Painting by Joshua Reynolds

Portrait of Lord Dunmore is a 1765 portrait painting by the British artist Joshua Reynolds. It depicts the Scottish aristocrat and soldier John Murray, 4th Earl of Dunmore, best known for his role as Governor of Virginia during Dunmore's War and the early stages of the American War of Independence. A former Jacobite, he served in the British Army during the Seven Years' War. As Governor of Virginia he issued Dunmore's Proclamation in 1775, encouraging escaped slaves to take up arms for the Loyalist cause.
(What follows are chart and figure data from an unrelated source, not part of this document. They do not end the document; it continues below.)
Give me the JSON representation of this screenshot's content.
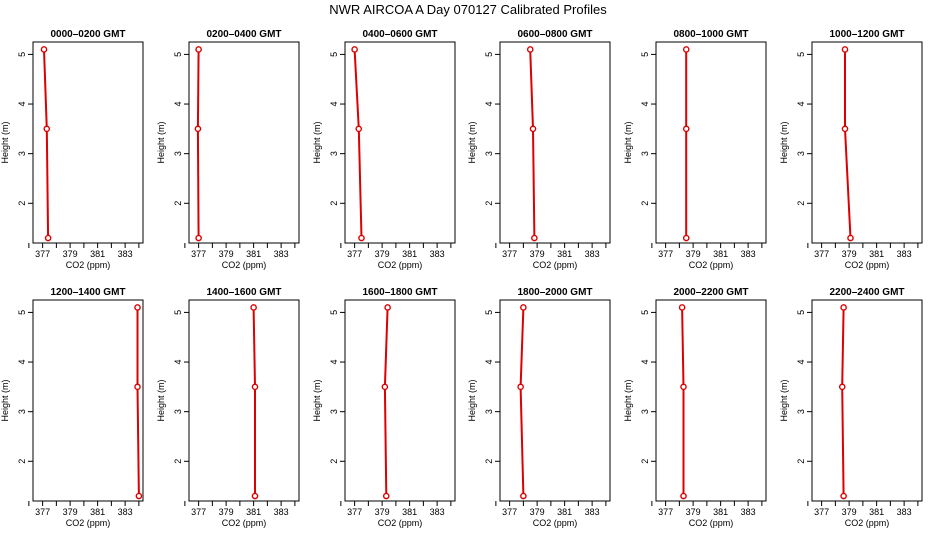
{
  "title": "NWR AIRCOA A  Day 070127  Calibrated Profiles",
  "colors": {
    "profile": "#dd0000",
    "axis": "#000000",
    "background": "#ffffff"
  },
  "chart_data": [
    {
      "type": "line",
      "title": "0000–0200 GMT",
      "xlabel": "CO2 (ppm)",
      "ylabel": "Height (m)",
      "xlim": [
        376.3,
        384.3
      ],
      "ylim": [
        1.2,
        5.25
      ],
      "xticks": [
        377,
        379,
        381,
        383
      ],
      "yticks": [
        2,
        3,
        4,
        5
      ],
      "grid": false,
      "series": [
        {
          "x": [
            377.4,
            377.3,
            377.1
          ],
          "y": [
            1.3,
            3.5,
            5.1
          ]
        }
      ]
    },
    {
      "type": "line",
      "title": "0200–0400 GMT",
      "xlabel": "CO2 (ppm)",
      "ylabel": "Height (m)",
      "xlim": [
        376.3,
        384.3
      ],
      "ylim": [
        1.2,
        5.25
      ],
      "xticks": [
        377,
        379,
        381,
        383
      ],
      "yticks": [
        2,
        3,
        4,
        5
      ],
      "grid": false,
      "series": [
        {
          "x": [
            377.0,
            376.95,
            377.0
          ],
          "y": [
            1.3,
            3.5,
            5.1
          ]
        }
      ]
    },
    {
      "type": "line",
      "title": "0400–0600 GMT",
      "xlabel": "CO2 (ppm)",
      "ylabel": "Height (m)",
      "xlim": [
        376.3,
        384.3
      ],
      "ylim": [
        1.2,
        5.25
      ],
      "xticks": [
        377,
        379,
        381,
        383
      ],
      "yticks": [
        2,
        3,
        4,
        5
      ],
      "grid": false,
      "series": [
        {
          "x": [
            377.5,
            377.3,
            377.0
          ],
          "y": [
            1.3,
            3.5,
            5.1
          ]
        }
      ]
    },
    {
      "type": "line",
      "title": "0600–0800 GMT",
      "xlabel": "CO2 (ppm)",
      "ylabel": "Height (m)",
      "xlim": [
        376.3,
        384.3
      ],
      "ylim": [
        1.2,
        5.25
      ],
      "xticks": [
        377,
        379,
        381,
        383
      ],
      "yticks": [
        2,
        3,
        4,
        5
      ],
      "grid": false,
      "series": [
        {
          "x": [
            378.8,
            378.7,
            378.5
          ],
          "y": [
            1.3,
            3.5,
            5.1
          ]
        }
      ]
    },
    {
      "type": "line",
      "title": "0800–1000 GMT",
      "xlabel": "CO2 (ppm)",
      "ylabel": "Height (m)",
      "xlim": [
        376.3,
        384.3
      ],
      "ylim": [
        1.2,
        5.25
      ],
      "xticks": [
        377,
        379,
        381,
        383
      ],
      "yticks": [
        2,
        3,
        4,
        5
      ],
      "grid": false,
      "series": [
        {
          "x": [
            378.5,
            378.5,
            378.5
          ],
          "y": [
            1.3,
            3.5,
            5.1
          ]
        }
      ]
    },
    {
      "type": "line",
      "title": "1000–1200 GMT",
      "xlabel": "CO2 (ppm)",
      "ylabel": "Height (m)",
      "xlim": [
        376.3,
        384.3
      ],
      "ylim": [
        1.2,
        5.25
      ],
      "xticks": [
        377,
        379,
        381,
        383
      ],
      "yticks": [
        2,
        3,
        4,
        5
      ],
      "grid": false,
      "series": [
        {
          "x": [
            379.1,
            378.7,
            378.7
          ],
          "y": [
            1.3,
            3.5,
            5.1
          ]
        }
      ]
    },
    {
      "type": "line",
      "title": "1200–1400 GMT",
      "xlabel": "CO2 (ppm)",
      "ylabel": "Height (m)",
      "xlim": [
        376.3,
        384.3
      ],
      "ylim": [
        1.2,
        5.25
      ],
      "xticks": [
        377,
        379,
        381,
        383
      ],
      "yticks": [
        2,
        3,
        4,
        5
      ],
      "grid": false,
      "series": [
        {
          "x": [
            384.0,
            383.9,
            383.9
          ],
          "y": [
            1.3,
            3.5,
            5.1
          ]
        }
      ]
    },
    {
      "type": "line",
      "title": "1400–1600 GMT",
      "xlabel": "CO2 (ppm)",
      "ylabel": "Height (m)",
      "xlim": [
        376.3,
        384.3
      ],
      "ylim": [
        1.2,
        5.25
      ],
      "xticks": [
        377,
        379,
        381,
        383
      ],
      "yticks": [
        2,
        3,
        4,
        5
      ],
      "grid": false,
      "series": [
        {
          "x": [
            381.1,
            381.1,
            381.0
          ],
          "y": [
            1.3,
            3.5,
            5.1
          ]
        }
      ]
    },
    {
      "type": "line",
      "title": "1600–1800 GMT",
      "xlabel": "CO2 (ppm)",
      "ylabel": "Height (m)",
      "xlim": [
        376.3,
        384.3
      ],
      "ylim": [
        1.2,
        5.25
      ],
      "xticks": [
        377,
        379,
        381,
        383
      ],
      "yticks": [
        2,
        3,
        4,
        5
      ],
      "grid": false,
      "series": [
        {
          "x": [
            379.3,
            379.2,
            379.4
          ],
          "y": [
            1.3,
            3.5,
            5.1
          ]
        }
      ]
    },
    {
      "type": "line",
      "title": "1800–2000 GMT",
      "xlabel": "CO2 (ppm)",
      "ylabel": "Height (m)",
      "xlim": [
        376.3,
        384.3
      ],
      "ylim": [
        1.2,
        5.25
      ],
      "xticks": [
        377,
        379,
        381,
        383
      ],
      "yticks": [
        2,
        3,
        4,
        5
      ],
      "grid": false,
      "series": [
        {
          "x": [
            378.0,
            377.8,
            378.0
          ],
          "y": [
            1.3,
            3.5,
            5.1
          ]
        }
      ]
    },
    {
      "type": "line",
      "title": "2000–2200 GMT",
      "xlabel": "CO2 (ppm)",
      "ylabel": "Height (m)",
      "xlim": [
        376.3,
        384.3
      ],
      "ylim": [
        1.2,
        5.25
      ],
      "xticks": [
        377,
        379,
        381,
        383
      ],
      "yticks": [
        2,
        3,
        4,
        5
      ],
      "grid": false,
      "series": [
        {
          "x": [
            378.3,
            378.3,
            378.2
          ],
          "y": [
            1.3,
            3.5,
            5.1
          ]
        }
      ]
    },
    {
      "type": "line",
      "title": "2200–2400 GMT",
      "xlabel": "CO2 (ppm)",
      "ylabel": "Height (m)",
      "xlim": [
        376.3,
        384.3
      ],
      "ylim": [
        1.2,
        5.25
      ],
      "xticks": [
        377,
        379,
        381,
        383
      ],
      "yticks": [
        2,
        3,
        4,
        5
      ],
      "grid": false,
      "series": [
        {
          "x": [
            378.6,
            378.5,
            378.6
          ],
          "y": [
            1.3,
            3.5,
            5.1
          ]
        }
      ]
    }
  ]
}
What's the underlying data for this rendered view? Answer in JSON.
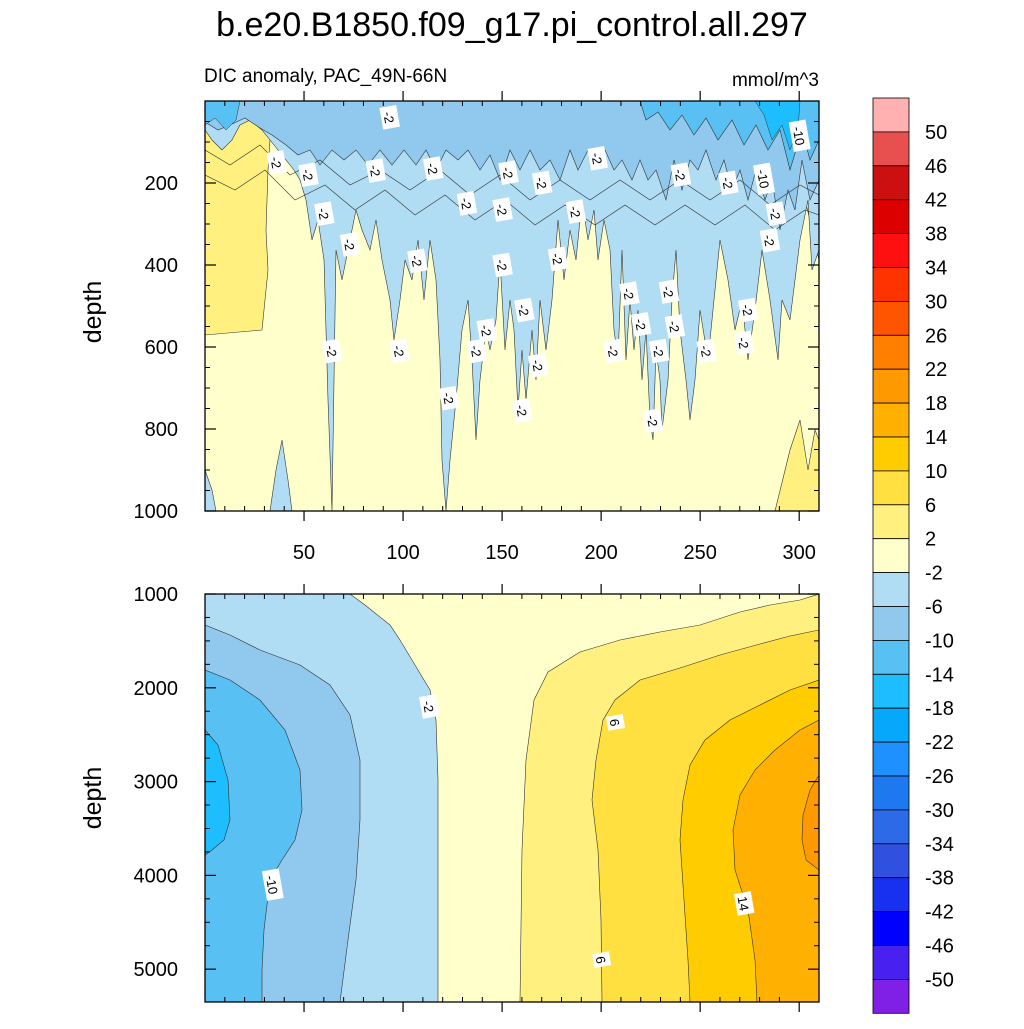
{
  "title": "b.e20.B1850.f09_g17.pi_control.all.297",
  "subtitle": "DIC anomaly, PAC_49N-66N",
  "units": "mmol/m^3",
  "chart_data": [
    {
      "type": "contour",
      "panel": "upper",
      "ylabel": "depth",
      "xlim": [
        0,
        310
      ],
      "ylim": [
        1000,
        0
      ],
      "xticks": [
        50,
        100,
        150,
        200,
        250,
        300
      ],
      "yticks": [
        200,
        400,
        600,
        800,
        1000
      ],
      "contour_labels": [
        {
          "text": "-2",
          "x": 93,
          "y": 40
        },
        {
          "text": "-2",
          "x": 36,
          "y": 150
        },
        {
          "text": "-2",
          "x": 52,
          "y": 180
        },
        {
          "text": "-2",
          "x": 86,
          "y": 170
        },
        {
          "text": "-2",
          "x": 115,
          "y": 165
        },
        {
          "text": "-2",
          "x": 153,
          "y": 175
        },
        {
          "text": "-2",
          "x": 170,
          "y": 200
        },
        {
          "text": "-2",
          "x": 198,
          "y": 140
        },
        {
          "text": "-2",
          "x": 240,
          "y": 180
        },
        {
          "text": "-2",
          "x": 264,
          "y": 200
        },
        {
          "text": "-2",
          "x": 132,
          "y": 250
        },
        {
          "text": "-2",
          "x": 150,
          "y": 265
        },
        {
          "text": "-2",
          "x": 187,
          "y": 270
        },
        {
          "text": "-2",
          "x": 60,
          "y": 275
        },
        {
          "text": "-2",
          "x": 73,
          "y": 350
        },
        {
          "text": "-2",
          "x": 107,
          "y": 390
        },
        {
          "text": "-2",
          "x": 150,
          "y": 400
        },
        {
          "text": "-2",
          "x": 178,
          "y": 385
        },
        {
          "text": "-2",
          "x": 214,
          "y": 470
        },
        {
          "text": "-2",
          "x": 234,
          "y": 465
        },
        {
          "text": "-2",
          "x": 161,
          "y": 510
        },
        {
          "text": "-2",
          "x": 142,
          "y": 560
        },
        {
          "text": "-2",
          "x": 220,
          "y": 545
        },
        {
          "text": "-2",
          "x": 237,
          "y": 550
        },
        {
          "text": "-2",
          "x": 274,
          "y": 510
        },
        {
          "text": "-2",
          "x": 64,
          "y": 610
        },
        {
          "text": "-2",
          "x": 98,
          "y": 610
        },
        {
          "text": "-2",
          "x": 137,
          "y": 610
        },
        {
          "text": "-2",
          "x": 206,
          "y": 610
        },
        {
          "text": "-2",
          "x": 229,
          "y": 610
        },
        {
          "text": "-2",
          "x": 253,
          "y": 610
        },
        {
          "text": "-2",
          "x": 272,
          "y": 590
        },
        {
          "text": "-2",
          "x": 168,
          "y": 645
        },
        {
          "text": "-2",
          "x": 123,
          "y": 725
        },
        {
          "text": "-2",
          "x": 160,
          "y": 755
        },
        {
          "text": "-2",
          "x": 226,
          "y": 780
        },
        {
          "text": "-10",
          "x": 282,
          "y": 190
        },
        {
          "text": "-2",
          "x": 288,
          "y": 275
        },
        {
          "text": "-2",
          "x": 285,
          "y": 340
        },
        {
          "text": "-10",
          "x": 300,
          "y": 85
        }
      ]
    },
    {
      "type": "contour",
      "panel": "lower",
      "ylabel": "depth",
      "xlim": [
        0,
        310
      ],
      "ylim": [
        5350,
        1000
      ],
      "yticks": [
        1000,
        2000,
        3000,
        4000,
        5000
      ],
      "contour_labels": [
        {
          "text": "-2",
          "x": 113,
          "y": 2200
        },
        {
          "text": "6",
          "x": 207,
          "y": 2370
        },
        {
          "text": "-10",
          "x": 34,
          "y": 4100
        },
        {
          "text": "14",
          "x": 272,
          "y": 4300
        },
        {
          "text": "6",
          "x": 200,
          "y": 4900
        }
      ]
    }
  ],
  "colorbar": {
    "labels": [
      "50",
      "46",
      "42",
      "38",
      "34",
      "30",
      "26",
      "22",
      "18",
      "14",
      "10",
      "6",
      "2",
      "-2",
      "-6",
      "-10",
      "-14",
      "-18",
      "-22",
      "-26",
      "-30",
      "-34",
      "-38",
      "-42",
      "-46",
      "-50"
    ],
    "colors": [
      "#FFB0B0",
      "#E85050",
      "#CC1010",
      "#DD0000",
      "#FF1010",
      "#FF3300",
      "#FF5500",
      "#FF8000",
      "#FF9900",
      "#FFB000",
      "#FFCC00",
      "#FFE040",
      "#FFF080",
      "#FFFFCC",
      "#B0DCF4",
      "#90C8EE",
      "#58C0F2",
      "#1EBEFE",
      "#05A8FA",
      "#1E90FF",
      "#1E78F0",
      "#2C6AE8",
      "#3050E0",
      "#1830F0",
      "#0000FF",
      "#4820F0",
      "#8020E6"
    ]
  }
}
Dunmore is shown at full-length as a Highland magnate, with a claymore and other weapons. Reynolds was a leading portraitist of Georgian Britain, who was elected the first President of the Royal Academy in 1769. The painting is today in the collection of the Scottish National Portrait Gallery in Edinburgh, having been acquired in 1992.

==Bibliography==
- David, James Corbett. Dunmore's New World. University of Virginia Press, 2013.
- Frye, John. Hampton Roads and Four Centuries as a World's Seaport. Edwin Mellen Press, 2007.
- Postle, Edward (ed.) Joshua Reynolds: The Creation of Celebrity. Harry N. Abrams, 2005.